Posted on:1996-06-12Degree:Ph.DType:Dissertation
University:University of MichiganCandidate:McCuskey, Brian WessellFull Text:PDF
GTID:1465390014988350Subject:English literature
Abstract/Summary:
Modern literary criticism has treated domestic servants much as the Victorian middle class did: apparently beneath notice, servants labor without recognition in the corridors and recesses of nearly every Victorian novel. Yet the literary servant proves to be a volatile symbolic figure, capable of wreaking havoc upon the boundaries and categories of Victorian domestic ideology. By refusing to keep their proper place in either the household or the text, servants produce various inversions and instabilities within the bourgeois cultural order.

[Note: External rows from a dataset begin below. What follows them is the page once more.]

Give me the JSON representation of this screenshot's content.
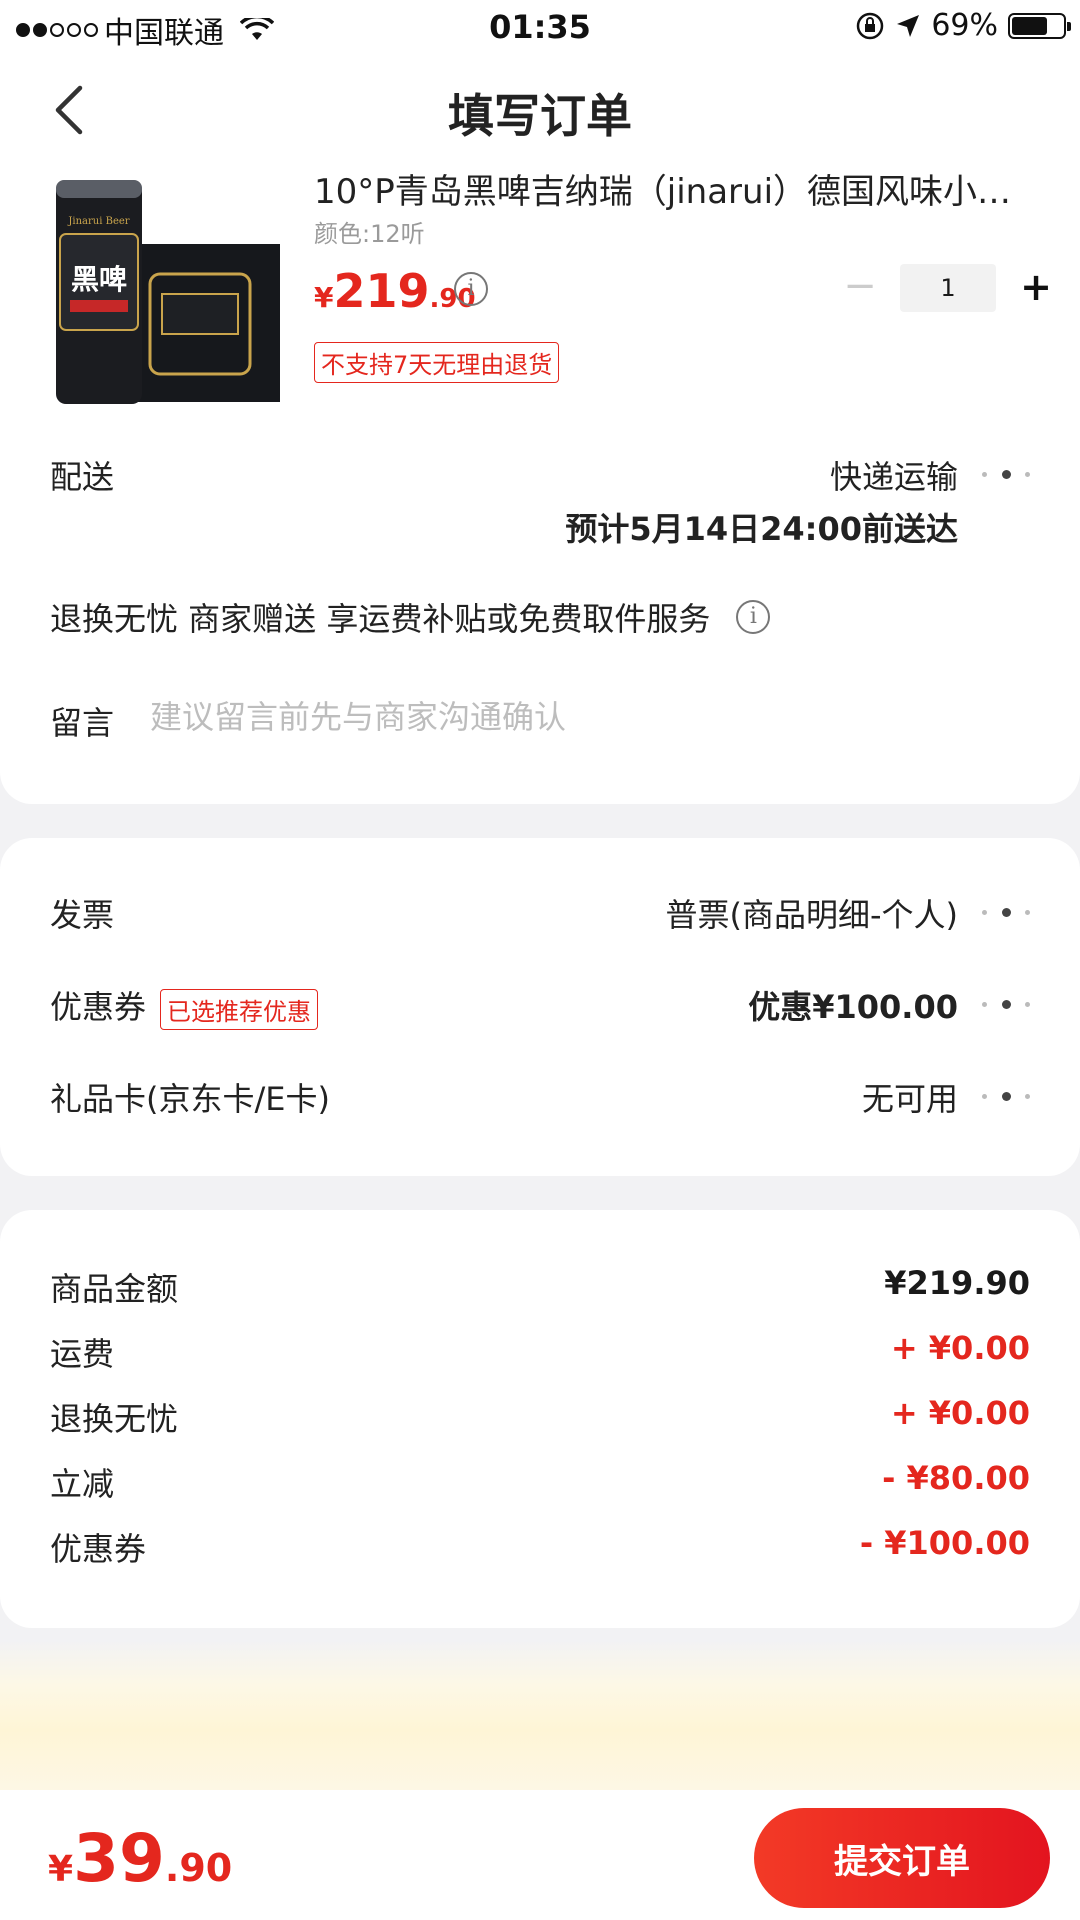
{
  "status_bar": {
    "carrier": "中国联通",
    "time": "01:35",
    "battery": "69%"
  },
  "nav": {
    "title": "填写订单"
  },
  "product": {
    "title": "10°P青岛黑啤吉纳瑞（jinarui）德国风味小…",
    "spec": "颜色:12听",
    "price_currency": "¥",
    "price_int": "219",
    "price_dec": ".90",
    "quantity": "1",
    "no_return_badge": "不支持7天无理由退货",
    "image_can_text": "黑啤",
    "image_can_label": "Jinarui Beer"
  },
  "delivery": {
    "label": "配送",
    "method": "快递运输",
    "eta": "预计5月14日24:00前送达"
  },
  "service": {
    "text": "退换无忧 商家赠送 享运费补贴或免费取件服务"
  },
  "message": {
    "label": "留言",
    "placeholder": "建议留言前先与商家沟通确认"
  },
  "invoice": {
    "label": "发票",
    "value": "普票(商品明细-个人)"
  },
  "coupon": {
    "label": "优惠券",
    "tag": "已选推荐优惠",
    "value": "优惠¥100.00"
  },
  "giftcard": {
    "label": "礼品卡(京东卡/E卡)",
    "value": "无可用"
  },
  "summary": [
    {
      "label": "商品金额",
      "value": "¥219.90",
      "color": "#1a1a1a"
    },
    {
      "label": "运费",
      "value": "+ ¥0.00",
      "color": "#e4271e"
    },
    {
      "label": "退换无忧",
      "value": "+ ¥0.00",
      "color": "#e4271e"
    },
    {
      "label": "立减",
      "value": "- ¥80.00",
      "color": "#e4271e"
    },
    {
      "label": "优惠券",
      "value": "- ¥100.00",
      "color": "#e4271e"
    }
  ],
  "total": {
    "currency": "¥",
    "int": "39",
    "dec": ".90"
  },
  "submit_label": "提交订单",
  "battery_level": 0.69,
  "colors": {
    "accent": "#e4271e",
    "background": "#f2f2f4"
  }
}
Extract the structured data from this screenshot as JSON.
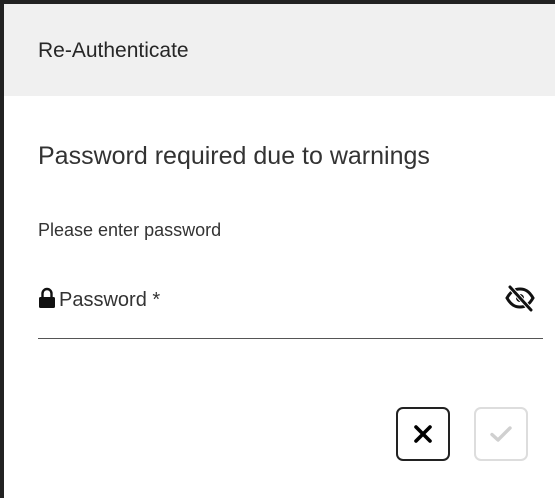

Victorian novels, by figuring the resultant social, sexual, and ethical disorder as potentially productive rather than necessarily destructive, appropriate the power of servant transgressions for a variety of ideological ends.;The central claim of my dissertation is that the transgressive potential of the servant figure not only brings into relief the boundaries and categories of middle-class culture, but also allows the Victorian novel to remap those ideological parameters as it explores the sources and structures of middle-class authority. Victorian novels do not always seek to correct the inversions and instabilities generated by the servant figure; often, they encourage disorder in one symbolic field as a means of creating order in another, a gesture that confounds the usual critical distinction between subversion and conservation. Because the servant figure stands at the intersection of so many different fields of representation--social, economic, sexual, familial, ethical, legal--it allows the novel to displace symbolic problems from one field and remap them in another, thus resolving them more efficiently and satisfactorily. In doing so, the novel amplifies the scope of middle-class experience to include elements that apparently threaten bourgeois sensibilities--homoerotic bonds, class inversions, invasions of privacy--and to recuperate them as sources of subjective and social power. Servants therefore enable Victorian novels to explore and exploit the transgressive energies that inform both the individual autonomy of the middle-class subject and the cultural authority of the middle class as a whole.